Some slow Nodes can bring down the cluster
Like every real world application, Cassandra Nodes can slow down due to many issues (hardware, compaction, GC, network, disk etc.). Cassandra is a clustered database where every row exists multiple times in the cluster and every write request is sent to all nodes that contain the row (even on consistency level one). It is no big deal if a single node fails because others have the same data; all read and write requests can be fulfilled. In theory a super slow node should not be a problem unless we explicitly request data with consistency level “ALL,” because Cassandra would return when the required amount of nodes responded. However internally every node has a coordinator queue that will wait for all requests to finish, even if it would respond to the client before that has happened. That queue can fill up due to one super slow node and would effectively render a single node unable to respond to any requests. This can quickly lead to a complete cluster not responding to any requests.
The solution to this is twofold. If you can, use a token-aware client like Astyanax. By talking directly to the nodes containing the data item, this client effectively bypasses the coordinator problem. In addition you should baseline the response time of Cassandra requests on the server nodes and alert yourself if a node slows down. Funnily enough bringing down the node would solve the problem temporarily because Cassandra will deal with that issue nearly instantaneously.
Too many read round trips/Too much data read
Another typical performance problem with Cassandra reminds us of the SQL days and is typical for Cassandra beginners. It is a database design issue and leads to transactions that make too many requests per end-user transaction or read too much data. This is not a problem for Cassandra itself, but the simple fact of making many requests or reading more data slows down the actual transaction. While this issue can be easily monitored and discovered with an APM solution, the fix is not as trivial as in most cases it requires a change of code and the data model.

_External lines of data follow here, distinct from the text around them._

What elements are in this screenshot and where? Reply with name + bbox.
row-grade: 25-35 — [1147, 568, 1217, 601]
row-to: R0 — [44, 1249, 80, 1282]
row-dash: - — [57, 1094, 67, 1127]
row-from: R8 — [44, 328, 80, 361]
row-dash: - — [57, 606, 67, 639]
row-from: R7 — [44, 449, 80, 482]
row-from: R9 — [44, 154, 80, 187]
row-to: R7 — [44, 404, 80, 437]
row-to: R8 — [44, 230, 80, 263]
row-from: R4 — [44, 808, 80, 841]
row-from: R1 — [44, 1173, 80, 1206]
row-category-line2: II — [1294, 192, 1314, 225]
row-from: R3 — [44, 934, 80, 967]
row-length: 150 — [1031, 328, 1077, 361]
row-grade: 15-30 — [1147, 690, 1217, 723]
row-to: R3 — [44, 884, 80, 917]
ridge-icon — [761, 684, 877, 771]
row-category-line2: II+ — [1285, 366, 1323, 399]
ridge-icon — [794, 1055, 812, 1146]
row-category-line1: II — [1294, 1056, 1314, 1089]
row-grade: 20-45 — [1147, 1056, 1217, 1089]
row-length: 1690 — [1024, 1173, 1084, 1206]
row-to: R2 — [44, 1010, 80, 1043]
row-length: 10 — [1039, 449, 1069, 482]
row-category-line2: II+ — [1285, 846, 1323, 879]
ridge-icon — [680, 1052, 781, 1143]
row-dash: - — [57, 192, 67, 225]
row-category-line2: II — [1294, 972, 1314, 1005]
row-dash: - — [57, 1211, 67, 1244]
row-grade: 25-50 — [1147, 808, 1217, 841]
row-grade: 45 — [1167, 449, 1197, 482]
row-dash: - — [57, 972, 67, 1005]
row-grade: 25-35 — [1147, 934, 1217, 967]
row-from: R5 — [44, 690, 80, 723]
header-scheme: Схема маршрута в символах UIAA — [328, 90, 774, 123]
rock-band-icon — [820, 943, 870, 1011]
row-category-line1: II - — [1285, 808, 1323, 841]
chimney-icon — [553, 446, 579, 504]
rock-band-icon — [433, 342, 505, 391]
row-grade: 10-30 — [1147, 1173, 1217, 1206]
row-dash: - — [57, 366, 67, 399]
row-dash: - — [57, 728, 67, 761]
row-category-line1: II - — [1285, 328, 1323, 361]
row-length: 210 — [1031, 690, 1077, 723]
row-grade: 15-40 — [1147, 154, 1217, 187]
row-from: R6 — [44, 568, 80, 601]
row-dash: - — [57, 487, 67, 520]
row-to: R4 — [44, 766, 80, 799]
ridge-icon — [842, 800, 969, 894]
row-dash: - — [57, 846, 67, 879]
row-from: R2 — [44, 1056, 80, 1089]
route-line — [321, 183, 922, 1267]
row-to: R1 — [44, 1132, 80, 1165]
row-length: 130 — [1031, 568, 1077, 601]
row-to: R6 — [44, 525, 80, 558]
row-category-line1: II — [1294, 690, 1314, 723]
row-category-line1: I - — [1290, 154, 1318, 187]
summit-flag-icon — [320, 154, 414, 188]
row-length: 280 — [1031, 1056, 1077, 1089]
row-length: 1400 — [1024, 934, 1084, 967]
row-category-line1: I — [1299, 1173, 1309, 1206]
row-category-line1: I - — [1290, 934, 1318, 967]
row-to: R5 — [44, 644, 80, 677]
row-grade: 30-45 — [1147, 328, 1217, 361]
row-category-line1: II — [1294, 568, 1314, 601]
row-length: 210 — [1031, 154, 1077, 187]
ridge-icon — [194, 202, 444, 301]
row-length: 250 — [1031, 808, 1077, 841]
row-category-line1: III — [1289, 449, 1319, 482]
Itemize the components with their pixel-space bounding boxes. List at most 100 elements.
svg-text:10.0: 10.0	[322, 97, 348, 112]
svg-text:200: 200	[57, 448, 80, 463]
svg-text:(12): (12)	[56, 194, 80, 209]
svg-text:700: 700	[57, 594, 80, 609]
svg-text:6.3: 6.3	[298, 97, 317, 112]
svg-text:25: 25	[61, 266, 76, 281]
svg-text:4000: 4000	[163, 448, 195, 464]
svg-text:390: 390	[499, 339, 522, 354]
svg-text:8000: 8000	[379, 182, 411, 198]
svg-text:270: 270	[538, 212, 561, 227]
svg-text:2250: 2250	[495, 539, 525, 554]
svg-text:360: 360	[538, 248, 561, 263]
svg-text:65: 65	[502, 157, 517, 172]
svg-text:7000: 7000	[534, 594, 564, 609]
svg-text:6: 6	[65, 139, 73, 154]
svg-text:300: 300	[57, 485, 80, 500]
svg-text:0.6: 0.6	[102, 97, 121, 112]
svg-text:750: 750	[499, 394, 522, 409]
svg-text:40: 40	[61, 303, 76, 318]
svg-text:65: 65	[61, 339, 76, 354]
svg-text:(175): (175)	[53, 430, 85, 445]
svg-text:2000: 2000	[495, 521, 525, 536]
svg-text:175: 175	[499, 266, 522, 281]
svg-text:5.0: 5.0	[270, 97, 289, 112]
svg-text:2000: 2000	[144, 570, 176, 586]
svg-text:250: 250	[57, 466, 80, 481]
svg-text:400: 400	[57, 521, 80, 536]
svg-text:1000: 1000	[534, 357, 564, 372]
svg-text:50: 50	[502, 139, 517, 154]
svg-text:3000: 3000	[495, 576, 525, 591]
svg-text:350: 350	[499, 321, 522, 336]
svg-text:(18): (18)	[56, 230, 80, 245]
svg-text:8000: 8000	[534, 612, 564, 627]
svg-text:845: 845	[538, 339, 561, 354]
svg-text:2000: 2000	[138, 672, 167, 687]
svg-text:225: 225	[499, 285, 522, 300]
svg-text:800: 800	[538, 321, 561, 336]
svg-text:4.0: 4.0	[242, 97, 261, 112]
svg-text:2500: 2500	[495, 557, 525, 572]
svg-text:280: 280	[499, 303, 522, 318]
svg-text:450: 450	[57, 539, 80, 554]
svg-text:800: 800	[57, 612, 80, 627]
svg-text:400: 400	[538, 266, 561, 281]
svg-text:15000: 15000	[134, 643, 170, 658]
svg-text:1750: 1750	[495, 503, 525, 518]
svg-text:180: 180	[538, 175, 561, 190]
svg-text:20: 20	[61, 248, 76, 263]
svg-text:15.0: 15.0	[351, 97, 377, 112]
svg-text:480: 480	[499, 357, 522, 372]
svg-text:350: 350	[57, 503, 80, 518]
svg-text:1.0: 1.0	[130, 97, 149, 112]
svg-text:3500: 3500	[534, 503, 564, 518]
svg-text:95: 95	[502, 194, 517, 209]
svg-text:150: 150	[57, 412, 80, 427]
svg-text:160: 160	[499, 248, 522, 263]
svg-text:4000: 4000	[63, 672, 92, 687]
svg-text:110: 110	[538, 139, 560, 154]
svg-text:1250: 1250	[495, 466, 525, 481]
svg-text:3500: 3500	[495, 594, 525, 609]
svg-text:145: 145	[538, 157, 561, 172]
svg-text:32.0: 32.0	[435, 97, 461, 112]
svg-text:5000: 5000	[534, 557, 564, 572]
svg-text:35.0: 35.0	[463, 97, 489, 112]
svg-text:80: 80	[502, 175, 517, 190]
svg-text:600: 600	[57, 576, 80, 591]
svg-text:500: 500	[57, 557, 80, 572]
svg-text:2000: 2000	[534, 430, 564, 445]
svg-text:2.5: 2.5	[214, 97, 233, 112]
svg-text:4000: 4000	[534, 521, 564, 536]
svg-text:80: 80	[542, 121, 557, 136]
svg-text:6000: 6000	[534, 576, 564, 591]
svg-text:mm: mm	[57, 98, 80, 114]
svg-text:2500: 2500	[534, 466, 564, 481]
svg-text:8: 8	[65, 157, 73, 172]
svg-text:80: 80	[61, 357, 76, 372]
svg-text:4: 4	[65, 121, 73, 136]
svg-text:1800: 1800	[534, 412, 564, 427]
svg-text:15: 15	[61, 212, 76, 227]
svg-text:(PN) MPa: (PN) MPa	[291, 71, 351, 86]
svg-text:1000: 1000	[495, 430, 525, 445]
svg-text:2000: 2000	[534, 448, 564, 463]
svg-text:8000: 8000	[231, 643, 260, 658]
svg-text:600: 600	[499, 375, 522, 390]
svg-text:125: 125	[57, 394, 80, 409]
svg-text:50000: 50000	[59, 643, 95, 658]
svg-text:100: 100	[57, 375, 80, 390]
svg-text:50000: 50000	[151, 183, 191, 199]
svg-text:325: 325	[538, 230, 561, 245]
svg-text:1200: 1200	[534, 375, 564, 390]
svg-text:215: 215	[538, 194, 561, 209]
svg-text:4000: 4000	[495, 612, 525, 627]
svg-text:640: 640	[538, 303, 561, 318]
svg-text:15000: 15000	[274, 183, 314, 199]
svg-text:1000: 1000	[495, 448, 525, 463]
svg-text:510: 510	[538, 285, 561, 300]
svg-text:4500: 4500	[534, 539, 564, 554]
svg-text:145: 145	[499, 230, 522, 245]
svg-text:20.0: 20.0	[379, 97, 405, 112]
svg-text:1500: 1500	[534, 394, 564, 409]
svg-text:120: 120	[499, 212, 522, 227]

Hadoop and Cassandra are both very scalable systems! But as often stated scalability does not solve performance efficiency issues and as such neither of these systems is immune to such problems, nor to simple misuse.
Some of the prevalent performance problems are very specific to these systems and we have not seen them in more traditional systems. Other issues are not really new, except for fact that they now occur in systems that are tremendously more distributed and bigger than before. The very scalability and size makes these problems harder to diagnose (especially in Hadoop) while often having a very high impact (as in bringing down a Cassandra cluster). Performance experts can rejoice, they will have a job for a long time to come.